The Truth About Fruit and Vegetables
Conventional Wisdom says that we need to eat lots of fruit and vegetables to be healthy. But as with so much of CW, this is a myth. The truth is that fruit and vegetables are just not very nutrient-dense, especially when compared to animal products like meat and eggs. Nutritionist and obesity researcher Zoe Harcombe explains:
The facts are these. There are 13 vitamins and fruit is good for one of them, vitamin C.
Vegetables offer some vitamins - vitamin C and the vegetable form of the fat-soluble vitamins A and vitamin K1 - but your body will be able to absorb these only if you add some fat, such as butter or olive oil.
The useful forms of A and K - retinol and K2 respectively - are found only in animal foods. As for minerals, there are 16 and fruit is good for one of them, potassium, which is not a substance we are often short of, as it is found in water.
Vegetables can be OK for iron and calcium but the vitamins and minerals in animal foods (meat, fish, eggs and dairy products) beat those in fruit and vegetables hands down. There is far more vitamin A in liver than in an apple, for instance.
Are fruit and vegetables good for you? Sure. But let’s be honest about the nutrients they’re actually providing.
Vegetables can be pretty tasty, so if you like them, by all means, eat them. But if you think they’re doing wonders for your health, you’re kidding yourself.

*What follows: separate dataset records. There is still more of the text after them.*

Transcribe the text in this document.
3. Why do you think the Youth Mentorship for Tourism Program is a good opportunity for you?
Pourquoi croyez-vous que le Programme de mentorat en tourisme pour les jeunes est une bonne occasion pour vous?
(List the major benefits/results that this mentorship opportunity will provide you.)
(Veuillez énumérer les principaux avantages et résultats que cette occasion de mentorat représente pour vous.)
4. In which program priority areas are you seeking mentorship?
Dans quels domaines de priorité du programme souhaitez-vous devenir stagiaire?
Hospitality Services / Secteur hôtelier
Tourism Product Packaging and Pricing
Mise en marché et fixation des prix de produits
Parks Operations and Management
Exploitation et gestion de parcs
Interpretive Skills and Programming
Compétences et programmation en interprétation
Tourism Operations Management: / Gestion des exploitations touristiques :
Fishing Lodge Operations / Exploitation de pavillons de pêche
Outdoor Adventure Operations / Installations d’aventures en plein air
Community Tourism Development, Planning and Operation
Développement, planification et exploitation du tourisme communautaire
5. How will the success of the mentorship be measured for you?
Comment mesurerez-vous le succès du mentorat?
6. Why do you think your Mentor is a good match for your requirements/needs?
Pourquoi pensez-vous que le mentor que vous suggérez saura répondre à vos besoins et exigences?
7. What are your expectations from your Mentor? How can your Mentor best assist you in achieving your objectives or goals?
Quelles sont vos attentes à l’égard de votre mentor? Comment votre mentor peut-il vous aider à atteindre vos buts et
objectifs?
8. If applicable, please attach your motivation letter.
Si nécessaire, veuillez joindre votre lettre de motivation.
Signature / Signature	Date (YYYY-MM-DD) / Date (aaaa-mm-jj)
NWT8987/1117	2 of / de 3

That’s only true if the alternative is something almost totally devoid of nutrients like wheat products (bread, cereal, pasta, etc) or the boxed processed crap that lines so many supermarket aisles (which is also mostly wheat products).
Fruit is definitely tasty, because it’s full of sugar. Eat it in moderation, but realize that it’s essentially candy. What’s worse is that the sugar in fruit is fructose -- the same stuff in the dreaded high-fructose corn syrup -- which, unlike glucose, is sent directly to your liver and converted to fat. There is a reason that fruit is seasonal: before our modern times of food abundance, refrigeration, and long-distance shipping, people would load up on fruit when it ripened in the late summer/early fall, in order to pack on some body fat to survive the winter. Eating lots of fruit year-round is not a great idea unless you too want to pack on the body fat.
No, fruit and vegetables are far from the most nutritious foods available. The most nutrient-dense foods are animal products, especially egg yolks and liver. Liver is nature’s multivitamin; it is literally the most nutritious thing you can eat. And egg yolk is so full of vitamins and minerals that simply eating more egg yolk would resolve Americans’ most common nutrient deficiencies.
It’s easy to verify which foods are the most nutritious: just look at the numbers. Compare fruit to liver, or bread and salmon. Or look at oysters. The animal products are more nutrient-dense in most cases, and in many cases (e.g. liver) they blow the plant foods out of the water completely.